I worked at Dankook University once, it's true.  I worked there for three years and I would have continued too if it weren't for the fact that they threatened to deport me and sent immigration to my house on a late Saturday evening.  Me boxing was an issue to them and me boxing professionally was against my visa regulations because I get paid to fight.  But I'm the kind of person that if you tell me not to do something I'll do it anyways just to prove I can and I'll go extreme with it.  Dankook told me that if I had another fight I'd be deported, meaning I'd have a 24hr notice before I'm pushed out.  So you know what I did? I DID have another fight but I had it in Japan.  Yup, I did what they told me not to.  I represented Korea in Japan and there was nothing Dankook or immigration could do because it was out of the country and thus out of their reach.  I then finished my contract, refused to resign for another year and then spent that following year just living off the royalties of my boxing.  I wanted nothing more than to just do my boxing so that's exactly what I did, I just boxed.

Needless to say, I didn't leave Dankook on good terms and though I'm definitely over it, I surely don't want to give them credit by being introduced in connection to them.  I was rather insulted actually and not just because of how and why I left Dankook but because that's not what I am associated with or have been for OVER four years now.  

I am Coach Amy, manager and co-owner of Hulk's Boxing and leader of Flipside Fitness here in Korea.  Learn it, accept it, R-E-S-P-E-C-T it!

This is how I started my day off, with the shadiest of shady introductions.  I refused to let it get me down because I know no matter what I do to prove myself to others, first of all I shouldn't have to prove anything, they'll always think whatever they want.  

I'm so over trying to be something I'm not; I've got nothing to prove, nothing to hide and no one really to impress besides myself.  I will say this though, I am definitely all about boosting up the confidence and empowering the women in my life, especially the foreign females here in Korea.  It's not easy being a female here in Korea especially a foreign female who doesn't fit the ideal of what it means to be a female.  I've spent over nine years now in Korea and you'd think they would have given up on trying to make me fit a certain mold but they haven't -- they're more stubborn than I am.  Me marrying a Korean man only amplified the pressure in more ways than I can count on my stumpy little Polish fingers.  

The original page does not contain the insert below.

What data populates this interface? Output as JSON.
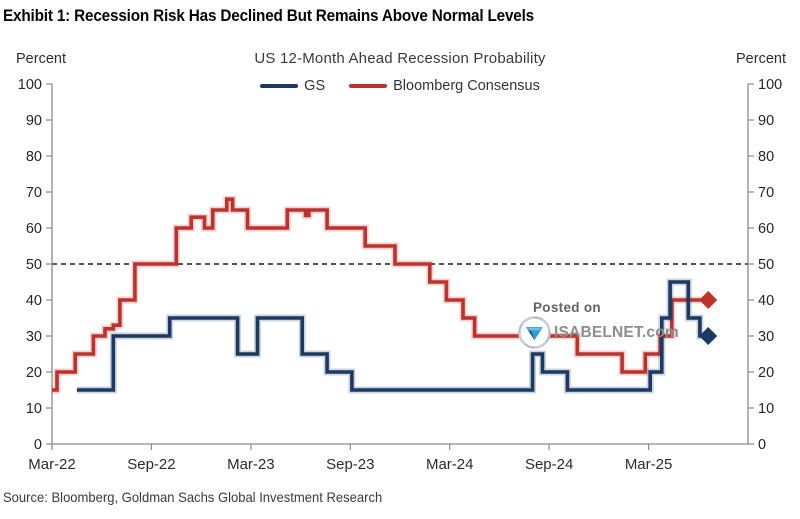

It's funny because though I coach many female foreign woman, I often feel more of an older sister to them than a coach.  I can definitely relate with them with regards to the stresses of living in Korea as a foreign woman but I consider them so much more blessed than I was when I first came here.  When I first came to Korea, now over nine years ago, Cheonan was not very foreign-friendly.  I could go a full week, possibly two or three, without seeing a foreigner and now the foreign population has just exploded.  There's an estimated 9,000 foreigners now living in Cheonan.  For the most part, they're either ESL teachers or factory workers from East Asia but most of them are ESL teachers.  The foreign population has more than tripled since I first landed here.  The younger generation of Koreans are definitely more open-minded towards foreigners and foreign culture and this has been the biggest improvement I've seen.  More businesses have bilingual Korean workers and English signs nowadays and Korea has taken on a lot adopted a lot more pieces of Western culture.  New Korea is definitely more Westernized than the Korea I first met but Old Korea still very much runs the country and the proof is in the mentality of many Koreans.  There is still very much an age-related, male-dominated hierarchy present in Korea -- the older rule the younger and the men rule the women -- so though the younger generation is evolving and becoming more Westernized, open-minded and independent, they still are restricted and controlled by the older.  And that's exactly what I experienced today when my father-in-law introduced me and Snickers held back from correcting him -- he knew I was cringing over the introduction but being young he felt he couldn't say anything.

"Oh, I'm not Korean," I told Snickers, "and I have no problem saying anything."